Volunteers managed to push around 40 whales out to sea using Monday evening’s high tide. But sometime overnight, the whales beached themselves again, and only 28 survivors have been refloated since.
More than a dozen pilot whales have died and many others remain stranded near a narrow sand spit at the northern tip of New Zealand's South Island despite efforts to move them out to sea.
After a mass stranding at Farewell Spit on Monday, the whales were walked out at high tide that night, only to be found at the remote beach again on Tuesday morning.
Some 28 were alive, while 15 were known to have died.
Some of the stranded whales have started swimming away but others are milling around not far from shore, a spokeswoman for New Zealand's Department of Conservation said in a statement.
"At this stage, it's unclear whether the whales that are offshore from the Spit might re-strand in the outgoing tide or swim off. We should know in the next hour or so," she said.
Rescue workers were in the water trying to encourage the whales to swim off.

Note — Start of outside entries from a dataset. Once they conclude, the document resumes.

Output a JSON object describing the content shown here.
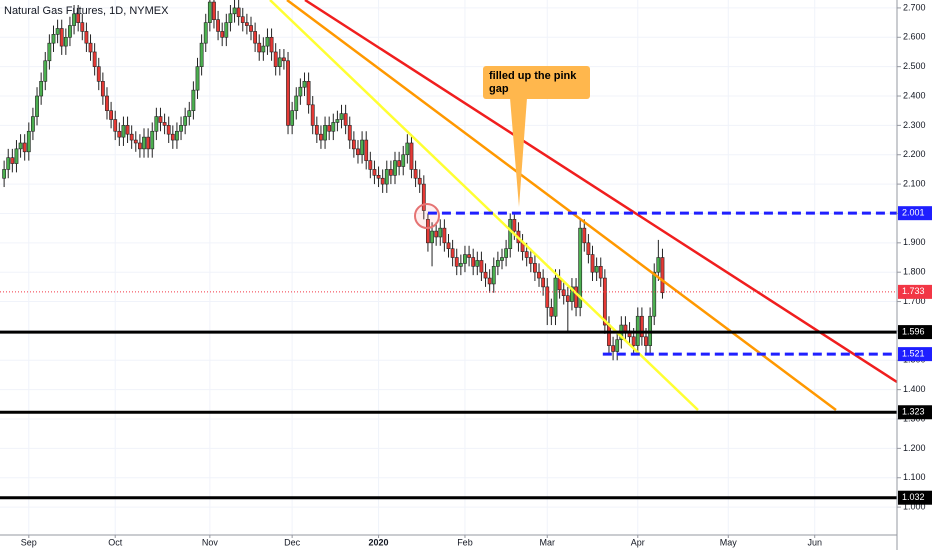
{
  "chart_data": {
    "type": "candlestick",
    "title": "Natural Gas Futures, 1D, NYMEX",
    "annotation": "filled up the pink gap",
    "up_color": "#4caf50",
    "down_color": "#e53935",
    "grid": true,
    "xlim": [
      -7,
      211
    ],
    "ylim": [
      0.905,
      2.727
    ],
    "xticks": [
      {
        "value": 0,
        "label": "Sep"
      },
      {
        "value": 21,
        "label": "Oct"
      },
      {
        "value": 44,
        "label": "Nov"
      },
      {
        "value": 64,
        "label": "Dec"
      },
      {
        "value": 85,
        "label": "2020",
        "bold": true
      },
      {
        "value": 106,
        "label": "Feb"
      },
      {
        "value": 126,
        "label": "Mar"
      },
      {
        "value": 148,
        "label": "Apr"
      },
      {
        "value": 170,
        "label": "May"
      },
      {
        "value": 191,
        "label": "Jun"
      }
    ],
    "yticks": [
      {
        "value": 1,
        "label": "1.000"
      },
      {
        "value": 1.1,
        "label": "1.100"
      },
      {
        "value": 1.2,
        "label": "1.200"
      },
      {
        "value": 1.3,
        "label": "1.300"
      },
      {
        "value": 1.4,
        "label": "1.400"
      },
      {
        "value": 1.5,
        "label": "1.500"
      },
      {
        "value": 1.6,
        "label": "1.600"
      },
      {
        "value": 1.7,
        "label": "1.700"
      },
      {
        "value": 1.8,
        "label": "1.800"
      },
      {
        "value": 1.9,
        "label": "1.900"
      },
      {
        "value": 2,
        "label": "2.000"
      },
      {
        "value": 2.1,
        "label": "2.100"
      },
      {
        "value": 2.2,
        "label": "2.200"
      },
      {
        "value": 2.3,
        "label": "2.300"
      },
      {
        "value": 2.4,
        "label": "2.400"
      },
      {
        "value": 2.5,
        "label": "2.500"
      },
      {
        "value": 2.6,
        "label": "2.600"
      },
      {
        "value": 2.7,
        "label": "2.700"
      }
    ],
    "levels": [
      {
        "value": 2.001,
        "color": "#1f1fff",
        "style": "dashed",
        "from": 97
      },
      {
        "value": 1.733,
        "color": "#f23645",
        "style": "dotted"
      },
      {
        "value": 1.596,
        "color": "#000000",
        "style": "solid"
      },
      {
        "value": 1.521,
        "color": "#1f1fff",
        "style": "dashed",
        "from": 139.5
      },
      {
        "value": 1.323,
        "color": "#000000",
        "style": "solid"
      },
      {
        "value": 1.032,
        "color": "#000000",
        "style": "solid"
      }
    ],
    "ohlc": [
      [
        -6,
        2.12,
        2.18,
        2.09,
        2.15
      ],
      [
        -5,
        2.15,
        2.22,
        2.12,
        2.19
      ],
      [
        -4,
        2.19,
        2.22,
        2.14,
        2.17
      ],
      [
        -3,
        2.17,
        2.25,
        2.14,
        2.22
      ],
      [
        -2,
        2.22,
        2.27,
        2.19,
        2.24
      ],
      [
        -1,
        2.24,
        2.27,
        2.18,
        2.21
      ],
      [
        0,
        2.21,
        2.31,
        2.18,
        2.28
      ],
      [
        1,
        2.28,
        2.36,
        2.25,
        2.33
      ],
      [
        2,
        2.33,
        2.43,
        2.3,
        2.4
      ],
      [
        3,
        2.4,
        2.48,
        2.37,
        2.45
      ],
      [
        4,
        2.45,
        2.55,
        2.42,
        2.52
      ],
      [
        5,
        2.52,
        2.61,
        2.49,
        2.58
      ],
      [
        6,
        2.58,
        2.64,
        2.55,
        2.61
      ],
      [
        7,
        2.61,
        2.66,
        2.58,
        2.63
      ],
      [
        8,
        2.63,
        2.66,
        2.54,
        2.57
      ],
      [
        9,
        2.57,
        2.63,
        2.54,
        2.6
      ],
      [
        10,
        2.6,
        2.67,
        2.57,
        2.64
      ],
      [
        11,
        2.64,
        2.71,
        2.61,
        2.68
      ],
      [
        12,
        2.68,
        2.71,
        2.62,
        2.65
      ],
      [
        13,
        2.65,
        2.68,
        2.59,
        2.62
      ],
      [
        14,
        2.62,
        2.65,
        2.55,
        2.58
      ],
      [
        15,
        2.58,
        2.61,
        2.52,
        2.55
      ],
      [
        16,
        2.55,
        2.58,
        2.47,
        2.5
      ],
      [
        17,
        2.5,
        2.53,
        2.42,
        2.45
      ],
      [
        18,
        2.45,
        2.48,
        2.37,
        2.4
      ],
      [
        19,
        2.4,
        2.43,
        2.32,
        2.35
      ],
      [
        20,
        2.35,
        2.38,
        2.29,
        2.32
      ],
      [
        21,
        2.32,
        2.35,
        2.25,
        2.28
      ],
      [
        22,
        2.28,
        2.31,
        2.23,
        2.26
      ],
      [
        23,
        2.26,
        2.33,
        2.23,
        2.3
      ],
      [
        24,
        2.3,
        2.33,
        2.24,
        2.27
      ],
      [
        25,
        2.27,
        2.3,
        2.22,
        2.25
      ],
      [
        26,
        2.25,
        2.28,
        2.21,
        2.24
      ],
      [
        27,
        2.24,
        2.27,
        2.19,
        2.22
      ],
      [
        28,
        2.22,
        2.29,
        2.19,
        2.26
      ],
      [
        29,
        2.26,
        2.29,
        2.19,
        2.22
      ],
      [
        30,
        2.22,
        2.31,
        2.19,
        2.28
      ],
      [
        31,
        2.28,
        2.36,
        2.25,
        2.33
      ],
      [
        32,
        2.33,
        2.36,
        2.28,
        2.31
      ],
      [
        33,
        2.31,
        2.34,
        2.27,
        2.3
      ],
      [
        34,
        2.3,
        2.33,
        2.24,
        2.27
      ],
      [
        35,
        2.27,
        2.3,
        2.22,
        2.25
      ],
      [
        36,
        2.25,
        2.31,
        2.22,
        2.28
      ],
      [
        37,
        2.28,
        2.33,
        2.25,
        2.3
      ],
      [
        38,
        2.3,
        2.36,
        2.27,
        2.33
      ],
      [
        39,
        2.33,
        2.38,
        2.3,
        2.35
      ],
      [
        40,
        2.35,
        2.45,
        2.32,
        2.42
      ],
      [
        41,
        2.42,
        2.53,
        2.39,
        2.5
      ],
      [
        42,
        2.5,
        2.61,
        2.47,
        2.58
      ],
      [
        43,
        2.58,
        2.68,
        2.55,
        2.65
      ],
      [
        44,
        2.65,
        2.75,
        2.62,
        2.72
      ],
      [
        45,
        2.72,
        2.75,
        2.63,
        2.66
      ],
      [
        46,
        2.66,
        2.69,
        2.59,
        2.62
      ],
      [
        47,
        2.62,
        2.65,
        2.57,
        2.6
      ],
      [
        48,
        2.6,
        2.68,
        2.57,
        2.65
      ],
      [
        49,
        2.65,
        2.71,
        2.62,
        2.68
      ],
      [
        50,
        2.68,
        2.73,
        2.65,
        2.7
      ],
      [
        51,
        2.7,
        2.73,
        2.64,
        2.67
      ],
      [
        52,
        2.67,
        2.7,
        2.62,
        2.65
      ],
      [
        53,
        2.65,
        2.68,
        2.61,
        2.64
      ],
      [
        54,
        2.64,
        2.67,
        2.59,
        2.62
      ],
      [
        55,
        2.62,
        2.65,
        2.55,
        2.58
      ],
      [
        56,
        2.58,
        2.61,
        2.52,
        2.55
      ],
      [
        57,
        2.55,
        2.6,
        2.52,
        2.57
      ],
      [
        58,
        2.57,
        2.63,
        2.54,
        2.6
      ],
      [
        59,
        2.6,
        2.63,
        2.52,
        2.55
      ],
      [
        60,
        2.55,
        2.58,
        2.47,
        2.5
      ],
      [
        61,
        2.5,
        2.56,
        2.47,
        2.53
      ],
      [
        62,
        2.53,
        2.56,
        2.49,
        2.52
      ],
      [
        63,
        2.52,
        2.55,
        2.27,
        2.3
      ],
      [
        64,
        2.3,
        2.38,
        2.27,
        2.35
      ],
      [
        65,
        2.35,
        2.43,
        2.32,
        2.4
      ],
      [
        66,
        2.4,
        2.46,
        2.37,
        2.43
      ],
      [
        67,
        2.43,
        2.48,
        2.4,
        2.45
      ],
      [
        68,
        2.45,
        2.48,
        2.34,
        2.37
      ],
      [
        69,
        2.37,
        2.4,
        2.27,
        2.3
      ],
      [
        70,
        2.3,
        2.33,
        2.24,
        2.27
      ],
      [
        71,
        2.27,
        2.3,
        2.22,
        2.25
      ],
      [
        72,
        2.25,
        2.33,
        2.22,
        2.3
      ],
      [
        73,
        2.3,
        2.33,
        2.25,
        2.28
      ],
      [
        74,
        2.28,
        2.34,
        2.25,
        2.31
      ],
      [
        75,
        2.31,
        2.35,
        2.28,
        2.32
      ],
      [
        76,
        2.32,
        2.37,
        2.29,
        2.34
      ],
      [
        77,
        2.34,
        2.37,
        2.27,
        2.3
      ],
      [
        78,
        2.3,
        2.33,
        2.22,
        2.25
      ],
      [
        79,
        2.25,
        2.28,
        2.19,
        2.22
      ],
      [
        80,
        2.22,
        2.25,
        2.17,
        2.2
      ],
      [
        81,
        2.2,
        2.28,
        2.17,
        2.25
      ],
      [
        82,
        2.25,
        2.28,
        2.15,
        2.18
      ],
      [
        83,
        2.18,
        2.21,
        2.12,
        2.15
      ],
      [
        84,
        2.15,
        2.18,
        2.1,
        2.13
      ],
      [
        85,
        2.13,
        2.16,
        2.09,
        2.12
      ],
      [
        86,
        2.12,
        2.15,
        2.07,
        2.1
      ],
      [
        87,
        2.1,
        2.18,
        2.07,
        2.15
      ],
      [
        88,
        2.15,
        2.18,
        2.1,
        2.13
      ],
      [
        89,
        2.13,
        2.21,
        2.1,
        2.18
      ],
      [
        90,
        2.18,
        2.21,
        2.13,
        2.16
      ],
      [
        91,
        2.16,
        2.23,
        2.13,
        2.2
      ],
      [
        92,
        2.2,
        2.27,
        2.17,
        2.24
      ],
      [
        93,
        2.24,
        2.27,
        2.12,
        2.15
      ],
      [
        94,
        2.15,
        2.18,
        2.09,
        2.12
      ],
      [
        95,
        2.12,
        2.15,
        2.07,
        2.1
      ],
      [
        96,
        2.1,
        2.13,
        1.98,
        2.01
      ],
      [
        97,
        1.98,
        2.0,
        1.87,
        1.9
      ],
      [
        98,
        1.9,
        1.97,
        1.82,
        1.94
      ],
      [
        99,
        1.94,
        1.97,
        1.89,
        1.92
      ],
      [
        100,
        1.92,
        1.98,
        1.89,
        1.95
      ],
      [
        101,
        1.95,
        1.98,
        1.87,
        1.9
      ],
      [
        102,
        1.9,
        1.93,
        1.85,
        1.88
      ],
      [
        103,
        1.88,
        1.91,
        1.82,
        1.85
      ],
      [
        104,
        1.85,
        1.88,
        1.79,
        1.82
      ],
      [
        105,
        1.82,
        1.86,
        1.79,
        1.83
      ],
      [
        106,
        1.83,
        1.89,
        1.8,
        1.86
      ],
      [
        107,
        1.86,
        1.89,
        1.82,
        1.85
      ],
      [
        108,
        1.85,
        1.88,
        1.79,
        1.82
      ],
      [
        109,
        1.82,
        1.87,
        1.79,
        1.84
      ],
      [
        110,
        1.84,
        1.87,
        1.77,
        1.8
      ],
      [
        111,
        1.8,
        1.83,
        1.75,
        1.78
      ],
      [
        112,
        1.78,
        1.81,
        1.73,
        1.76
      ],
      [
        113,
        1.76,
        1.85,
        1.73,
        1.82
      ],
      [
        114,
        1.82,
        1.87,
        1.79,
        1.84
      ],
      [
        115,
        1.84,
        1.88,
        1.81,
        1.85
      ],
      [
        116,
        1.85,
        1.91,
        1.82,
        1.88
      ],
      [
        117,
        1.88,
        2.0,
        1.85,
        1.98
      ],
      [
        118,
        1.98,
        2.0,
        1.91,
        1.94
      ],
      [
        119,
        1.94,
        1.97,
        1.87,
        1.9
      ],
      [
        120,
        1.9,
        1.93,
        1.84,
        1.87
      ],
      [
        121,
        1.87,
        1.9,
        1.82,
        1.85
      ],
      [
        122,
        1.85,
        1.88,
        1.8,
        1.83
      ],
      [
        123,
        1.83,
        1.86,
        1.77,
        1.8
      ],
      [
        124,
        1.8,
        1.83,
        1.75,
        1.78
      ],
      [
        125,
        1.78,
        1.81,
        1.72,
        1.75
      ],
      [
        126,
        1.75,
        1.78,
        1.62,
        1.68
      ],
      [
        127,
        1.68,
        1.71,
        1.62,
        1.65
      ],
      [
        128,
        1.65,
        1.81,
        1.62,
        1.78
      ],
      [
        129,
        1.78,
        1.81,
        1.71,
        1.74
      ],
      [
        130,
        1.74,
        1.77,
        1.69,
        1.72
      ],
      [
        131,
        1.72,
        1.75,
        1.6,
        1.7
      ],
      [
        132,
        1.7,
        1.78,
        1.67,
        1.75
      ],
      [
        133,
        1.75,
        1.78,
        1.65,
        1.68
      ],
      [
        134,
        1.68,
        1.98,
        1.65,
        1.95
      ],
      [
        135,
        1.95,
        1.98,
        1.87,
        1.9
      ],
      [
        136,
        1.9,
        1.93,
        1.83,
        1.86
      ],
      [
        137,
        1.86,
        1.89,
        1.77,
        1.8
      ],
      [
        138,
        1.8,
        1.85,
        1.77,
        1.82
      ],
      [
        139,
        1.82,
        1.85,
        1.75,
        1.78
      ],
      [
        140,
        1.78,
        1.81,
        1.59,
        1.62
      ],
      [
        141,
        1.62,
        1.65,
        1.52,
        1.55
      ],
      [
        142,
        1.55,
        1.58,
        1.5,
        1.53
      ],
      [
        143,
        1.53,
        1.6,
        1.5,
        1.57
      ],
      [
        144,
        1.57,
        1.65,
        1.54,
        1.62
      ],
      [
        145,
        1.62,
        1.65,
        1.57,
        1.6
      ],
      [
        146,
        1.6,
        1.63,
        1.55,
        1.58
      ],
      [
        147,
        1.58,
        1.61,
        1.52,
        1.55
      ],
      [
        148,
        1.55,
        1.68,
        1.52,
        1.65
      ],
      [
        149,
        1.65,
        1.68,
        1.55,
        1.58
      ],
      [
        150,
        1.58,
        1.61,
        1.52,
        1.55
      ],
      [
        151,
        1.55,
        1.68,
        1.52,
        1.65
      ],
      [
        152,
        1.65,
        1.83,
        1.62,
        1.8
      ],
      [
        153,
        1.8,
        1.91,
        1.77,
        1.85
      ],
      [
        154,
        1.85,
        1.88,
        1.71,
        1.73
      ]
    ]
  }
}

About 50 people including volunteers from Project Jonah, an environmental organisation that specialises in the protection of marine mammals, researchers, government officials, and the general public were at the spot trying to help re-float the whales.
Last year, nearly 100 pilot whales and bottlenose dolphins died in a mass stranding on the remote Chatham Islands, about 800 km off New Zealand's east coast.
Mass strandings are common in New Zealand, and have occurred throughout recorded modern history. Why it happens is a question that has puzzled marine biologists for years.